The round - one of the largest private capital raisings within the natural foods sector, taking Califia's total funding to $340m over four rounds – was also supported by Singapore based investment company Temasek, Canada based Claridge, Hong Kong based Green Monday Ventures, and an unnamed “Latin America based family with significant interests in coffee and consumer products.”
The new investor group will take a minority stake in Califia Farms, with representatives from QIA, Temasek, and Claridge taking seats on the Board alongside existing investors Sun Pacific, Stripes and Ambrosia. Barclays acted as exclusive financial advisor and sole placement agent to Califia Farms on the capital raise, while Akin Gump served as legal counsel.
The capital injection will help Los Angeles-based Califia Farms invest in R&D, increase its production capacity, deepen its presence in the US market, and continue to expand overseas, said CEO Greg Steltenpohl, who has built up a portfolio of plant-based milks, creamers and drinkable yogurts; cold brew coffee; and juice.
'Different usage occasions and different commodity streams'
He told FoodNavigator-USA: "Califia’s focus is on different usage occasions and different commodity streams. An important part of our use of funds is to increase its rate of investment in R&D and to continually ask ourselves if we are providing something different and/or something better.
"Our goal is to provide options with greater nutritional content along with delicious taste. With dairy present in some form is almost every meal and throughout the food supply as an ingredient, there are even more opportunities within plant-based dairy than there are in mimicking meat.
"Califia is carefully evaluating its near term opportunities to expand beyond beverages and into many more culinary applications. [For example] oat has expanded its role in the company’s portfolio from pure oat SKUs into an important foundational ingredient in creamers, coffee blends, yogurts and optimized nutritional products."
Asked about the firm's manufacturing capabilities, he said: "We are definitely planning to increase capacity at [Califia's manufacturing faciloty in] Bakersfield, but it could mean participating in partner facilities along the way as well."
As for international expansion plans, he added: "Califia currently operates teams in Canada, the UK, Australia, and Mexico with emerging export relationships in Asia, the Middle East and South America."

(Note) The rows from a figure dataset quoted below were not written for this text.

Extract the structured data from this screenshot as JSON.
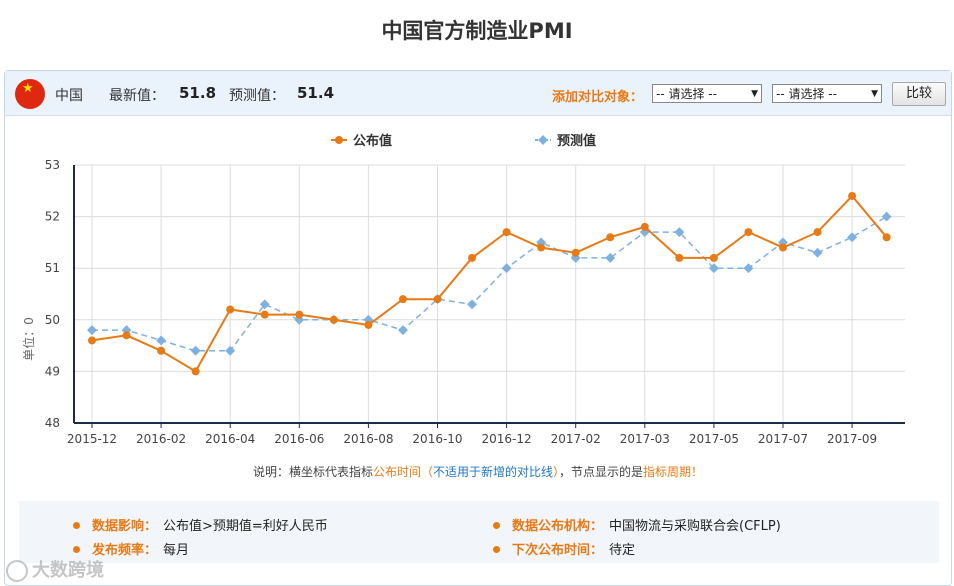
{
  "page": {
    "title": "中国官方制造业PMI"
  },
  "header": {
    "country": "中国",
    "latest_label": "最新值：",
    "latest_value": "51.8",
    "forecast_label": "预测值：",
    "forecast_value": "51.4",
    "compare_label": "添加对比对象：",
    "select1": "-- 请选择 --",
    "select2": "-- 请选择 --",
    "compare_button": "比较"
  },
  "chart_data": {
    "type": "line",
    "ylabel": "单位：0",
    "ylim": [
      48,
      53
    ],
    "yticks": [
      "53",
      "52",
      "51",
      "50",
      "49",
      "48"
    ],
    "xtick_labels": [
      "2015-12",
      "2016-02",
      "2016-04",
      "2016-06",
      "2016-08",
      "2016-10",
      "2016-12",
      "2017-02",
      "2017-03",
      "2017-05",
      "2017-07",
      "2017-09"
    ],
    "x": [
      "2015-12",
      "2016-01",
      "2016-02",
      "2016-03",
      "2016-04",
      "2016-05",
      "2016-06",
      "2016-07",
      "2016-08",
      "2016-09",
      "2016-10",
      "2016-11",
      "2016-12",
      "2017-01",
      "2017-02",
      "2017-02",
      "2017-03",
      "2017-04",
      "2017-05",
      "2017-06",
      "2017-07",
      "2017-08",
      "2017-09",
      "2017-10"
    ],
    "series": [
      {
        "name": "公布值",
        "color": "#e87a16",
        "style": "solid",
        "values": [
          49.6,
          49.7,
          49.4,
          49.0,
          50.2,
          50.1,
          50.1,
          50.0,
          49.9,
          50.4,
          50.4,
          51.2,
          51.7,
          51.4,
          51.3,
          51.6,
          51.8,
          51.2,
          51.2,
          51.7,
          51.4,
          51.7,
          52.4,
          51.6
        ]
      },
      {
        "name": "预测值",
        "color": "#7fb1e0",
        "style": "dashed",
        "values": [
          49.8,
          49.8,
          49.6,
          49.4,
          49.4,
          50.3,
          50.0,
          50.0,
          50.0,
          49.8,
          50.4,
          50.3,
          51.0,
          51.5,
          51.2,
          51.2,
          51.7,
          51.7,
          51.0,
          51.0,
          51.5,
          51.3,
          51.6,
          52.0
        ]
      }
    ],
    "grid": true,
    "legend": "top-center"
  },
  "note": {
    "prefix": "说明：横坐标代表指标",
    "publish_time": "公布时间",
    "paren_open": "（",
    "not_applicable": "不适用于新增的对比线",
    "paren_close": "）",
    "mid": "，节点显示的是",
    "period": "指标周期",
    "end": "！"
  },
  "info": {
    "impact_label": "数据影响：",
    "impact_value": "公布值>预期值=利好人民币",
    "agency_label": "数据公布机构：",
    "agency_value": "中国物流与采购联合会(CFLP)",
    "frequency_label": "发布频率：",
    "frequency_value": "每月",
    "next_label": "下次公布时间：",
    "next_value": "待定"
  },
  "watermark": {
    "text": "大数跨境"
  }
}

“The more than $1 trillion global dairy and ready-to-drink coffee industry is ripe for continued disruption… Speed to market is critical for companies at our stage and we are thrilled that our new partners share our vision to be the leading independent brand in the plant-based sector. Each of our partners brings significant resources and global expertise to accelerate our next stage of our growth.”
Greg Steltenpohl, CEO, Califia Farms
Oatmilk gaining traction in third wave coffee houses
While Califia Farms has historically focused on refrigerated products in its distinct 'curvy' bottles, it made its first foray into shelf-stable beverages last fall with the launch of nitrogen-infused cold brew lattes made with oat milk that will help facilitate moves into e-commerce and convenience channels.
The firm, which recently launched into 7-Eleven stores, first moved into the burgeoning oatmilk category last spring with a barista product and an unsweetened product.
But while most observers agree that oatmilk could become a big category in plant-based milk, particularly in the foodservice channel, success in mainstream retail channels will not come overnight, Steltenpohl told FoodNavigator-USA in a recent interview.
"The adoption and awareness of oatmilk has been driven by the coasts and in the natural food segment and has not yet crossed over into widespread adoption."
He added: "Both Oatly and Califia are doing really well but we're still in fairly limited ACV. We're doing very well in our core coastal locations and natural food channels, and there's no question that third wave coffee house adoption does have an influence on retail home consumption.
"Mainline foodservice distributors are still very slow in adopting oatmilk, but we've found it more fruitful as a young brand to focus on what we call alternative distributors, and there's no question that the leading vanguard of third wave coffee houses has crossed over into oat as the preferred variety of barista formulations, and among the progressive coffee houses, that's even beyond dairy milk."
Asked about the performance of Übermilk, an oatmilk-based beverage with added plant protein launched early last year, the company said it "is still available in limited capacity at select retailers in the US, it’s currently undergoing an optimization (recipe enhancement). Look out for it in summer 2020!"